I was born about 1812, near by Coeymans, New York when this country was still very young and unsettled. My father was a farmer as his father was before him. Our family is and will always be members of a society of friends. Many call us Quakers. Father came from a large family and so I did as well. The house was full of brothers and sisters in addition to many uncles and aunts and cousins and friends! Dogs and cats and roosters, too. My youngest sister Anna kept a menagerie in her and our sister Mary's room, which irritated the rest of us but both father and mother doted on her and allowed for this as she was the youngest.
It was, as I imply, a busy home and a loving one too. But it was a hard life and a dreary one. Structure in all aspects abounded. One was either off to school, religious study, working in the field or tending to the cows and chickens in the barn and shed. I was a good son, I believe. I never gave father a reason to be cross with me not out of fear of reprisal but out of love for him and mother. I was not a lazy child but rather, easily bored. Longing for something other than what I knew the coming day would bring. I never disrespected him and shirked my responsibilities but father could sense that the life that he had so pleasantly settled into, that had been passed down to him by his father, might not be one that would provide for me a lifetime of gratitude in the kingdom of our Lord.

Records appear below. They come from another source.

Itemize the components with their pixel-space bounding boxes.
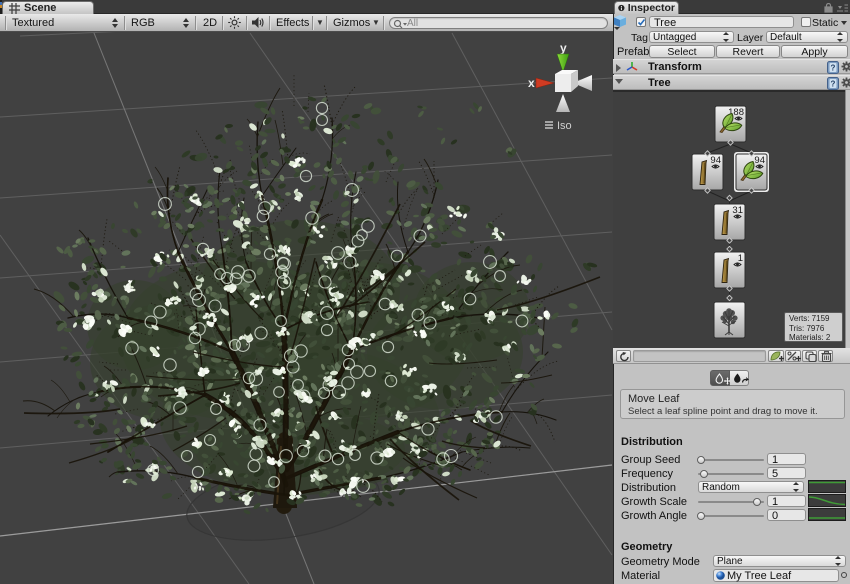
svg-text:1: 1 — [738, 253, 743, 264]
svg-text:94: 94 — [754, 155, 765, 166]
svg-text:x: x — [528, 76, 535, 90]
svg-text:?: ? — [831, 64, 836, 73]
svg-text:94: 94 — [710, 155, 721, 166]
svg-text:?: ? — [831, 80, 836, 89]
svg-text:y: y — [560, 41, 567, 55]
svg-text:31: 31 — [732, 205, 743, 216]
svg-text:Iso: Iso — [557, 120, 572, 132]
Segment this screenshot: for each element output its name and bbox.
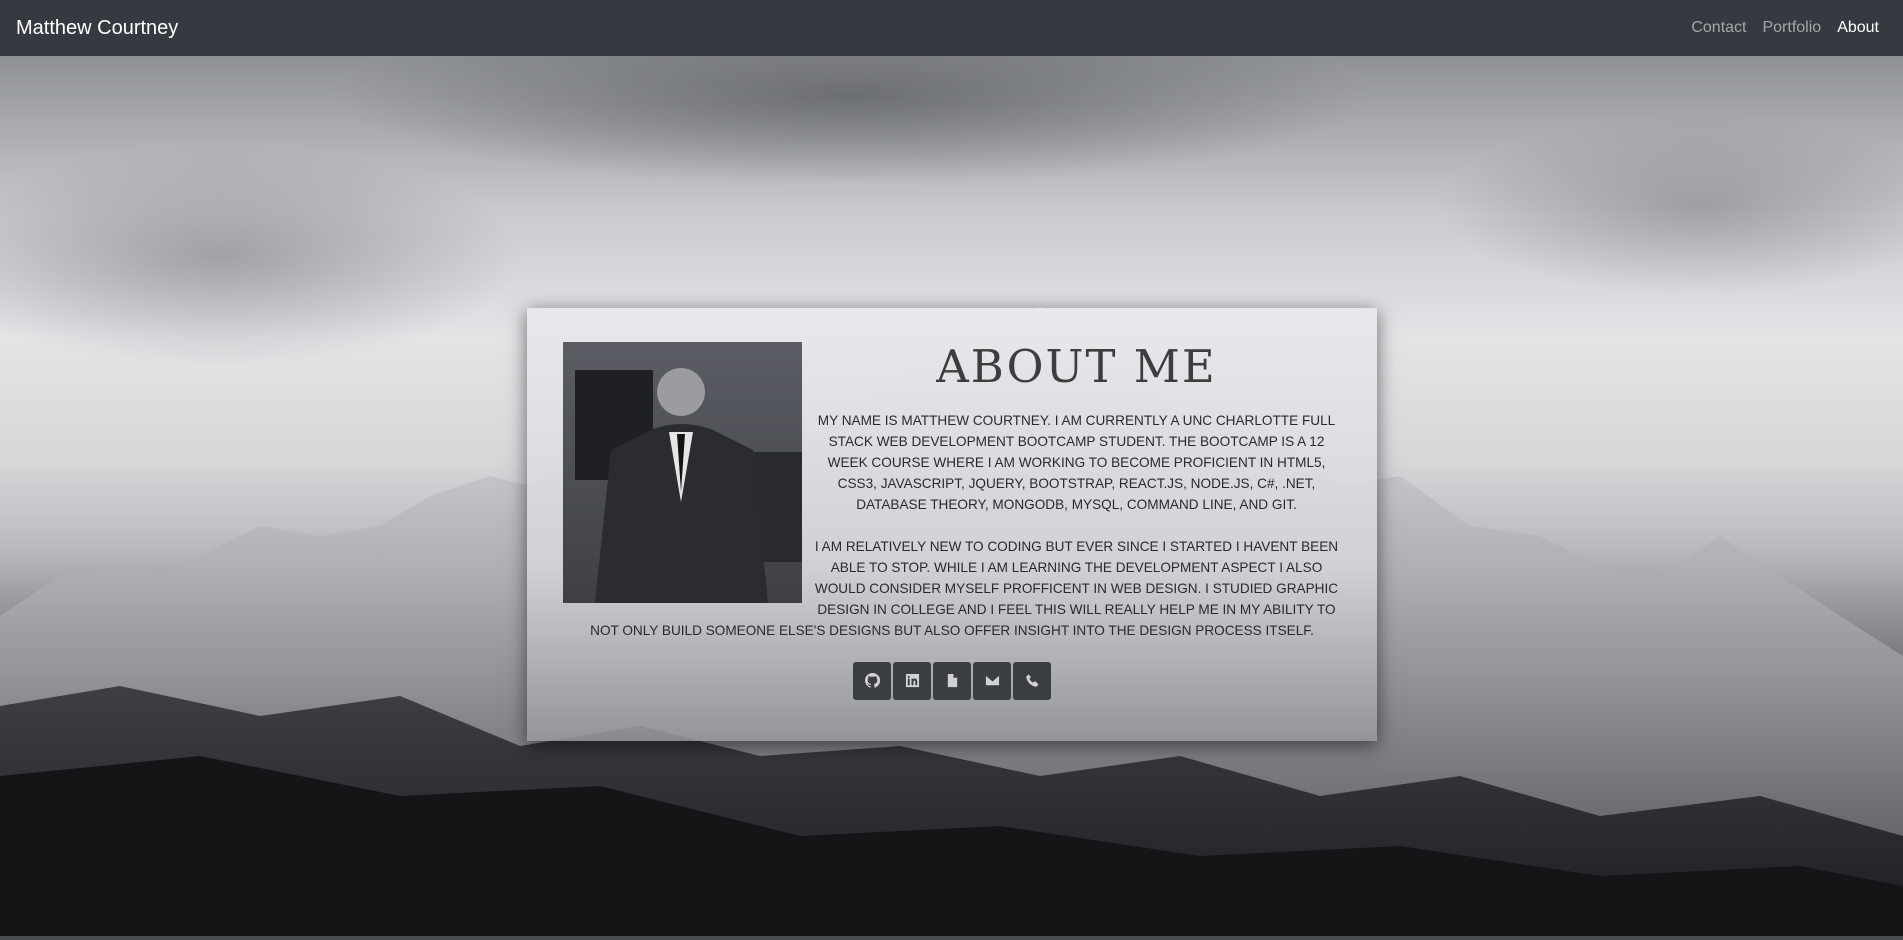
profile-photo bbox=[563, 342, 802, 603]
nav-links: Contact Portfolio About bbox=[1683, 19, 1887, 37]
phone-icon bbox=[1025, 674, 1038, 687]
linkedin-button[interactable] bbox=[893, 661, 931, 700]
resume-button[interactable] bbox=[933, 661, 971, 700]
github-icon bbox=[864, 673, 880, 688]
about-card: ABOUT ME MY NAME IS MATTHEW COURTNEY. I … bbox=[527, 308, 1377, 741]
linkedin-icon bbox=[905, 673, 919, 688]
nav-link-about[interactable]: About bbox=[1829, 19, 1887, 37]
person-silhouette bbox=[575, 368, 802, 603]
navbar: Matthew Courtney Contact Portfolio About bbox=[0, 0, 1903, 56]
email-button[interactable] bbox=[973, 661, 1011, 700]
nav-link-contact[interactable]: Contact bbox=[1683, 19, 1754, 37]
envelope-icon bbox=[985, 675, 999, 686]
phone-button[interactable] bbox=[1013, 661, 1051, 700]
github-button[interactable] bbox=[853, 661, 891, 700]
brand-link[interactable]: Matthew Courtney bbox=[16, 17, 178, 40]
file-icon bbox=[947, 673, 957, 688]
nav-link-portfolio[interactable]: Portfolio bbox=[1754, 19, 1829, 37]
page-bottom-edge bbox=[0, 936, 1903, 940]
social-links bbox=[563, 661, 1341, 700]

And so, when I reached the age of 16 or thereabout, father apprenticed me to work in his brother Jacob's jeweler and watch repair business in the town of New Baltimore. Uncle Jacob happend to be my favorite uncle and the news of my being sent to work in his shoppe each day could not have been better news. I took to my new position with some apprehension but a great deal of curiousity and excitement too! My uncle offered patient guidance and I quickly took to learning the skills involved in the intricacies of jewelry manufacture, miniature portraiture, music boxes and time piece repair.
For over two years, I would travel by horse from the family farm in Coeymans to New Baltimore to work and learn the trade at my uncle's jewelry business. Each day I would return home, assist in the remaining household chores, attend meetings of religious instruction and retire to the bedroom I shared with my brothers Jacob and Henry. The moments during the day when I was happiest was spent wearing a watch repair loupe, carefully investigating the wonders of a customer's L'Epine Repeating.
In time I became quite adept at the work involved. I even came to building spectacles and even silverware for sale to uncle Jacob's loyal customers! In time I began to consider the thought of venturing my own establishment in another community and the opportunity presented itself in or around my 25th birthday. My uncle Jacob had learned that a fellow jeweler in Little Falls, who he knew to be an honest and fair servant to his clientele in that hamlet, had died suddenly and his widow was forced to sell her husband's shoppe.
As He would, so often in my blessed life, God was there to guide me when, in meeting with the widow, I not only managed to secure amicable terms on the purchase and transition of her husband's business but little was I to realize that on the very day I began to ply my trade under the name of J. Gurney, I would also come to meet the most devout and wonderful woman who would become my wife.